Je suis en désaccord absolu avec tout ce que Ghislaine OTTENHEIMER a dit. Je crois qu'il ne faut pas confondre les institutions et les moeurs.

Les institutions d'abord. Nous vivons, en effet, dans une Monarchie républicaine. Mais quelle est l'alternative ? Une IV e ou une III e République finissante. L'équation est simple : un pouvoir exécutif fort, avec un Premier ministre chef de la majorité qui exécute la politique du Président de la République, ou bien un système parlementaire où le Parlement, élu de préférence à la proportionnel, crée des coalitions ingouvernables qui changent d'avis à chaque instant.

Il faut arrêter, en France, de se poser des questions fondamentales sur les institutions alors que ce sont les moeurs, les hommes qui ne sont pas toujours aussi bons qu'on pouvait l'espérer. Par exemple, il est faux de penser que le Président de la République décide seul. Le cabinet présidentiel permet au Président d'avoir l'élite de la France à sa disposition. Les présidents ne lancent pas la moindre idée sans en parler avec leur entourage immédiat.

Dominique de VILLEPIN avait lancé le Contrat Première Embauche (CPE). Lors de deux petits déjeuners avec la moitié du Gouvernement, la plupart des ministres s'est avéré contre, mais n'a pas osé contrarier le Premier ministre pour ne pas se faire mal voir.
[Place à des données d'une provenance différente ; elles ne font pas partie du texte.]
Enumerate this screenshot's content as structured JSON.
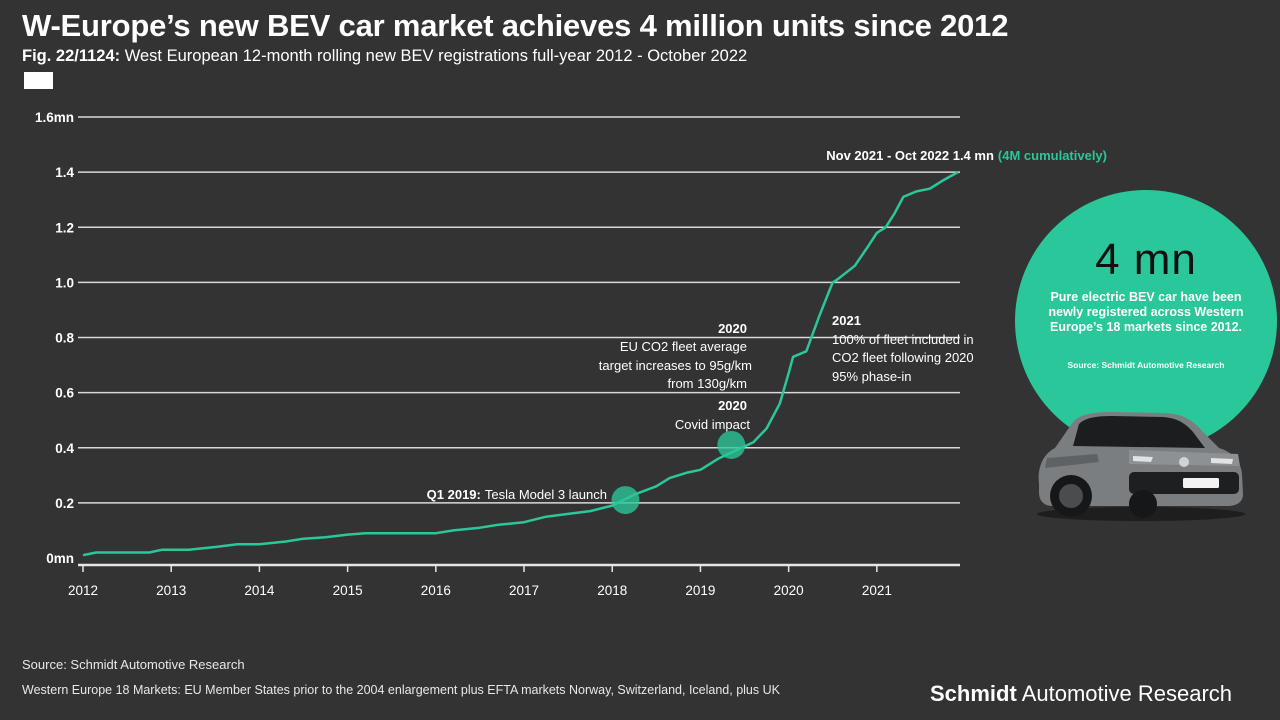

Ce ne sont donc pas les institutions, mais les hommes qui manquent de courage et de l'argumentation nécessaire.

Pour décider de la guerre, le Président dispose d'un Chef d'état-major des armées, le CEMA. Il ne décide pas la moindre intervention militaire sans en parler à des experts. Le Président ne dit pas forcément qu'il les a rencontrés, pour un avis pertinent sur le sujet.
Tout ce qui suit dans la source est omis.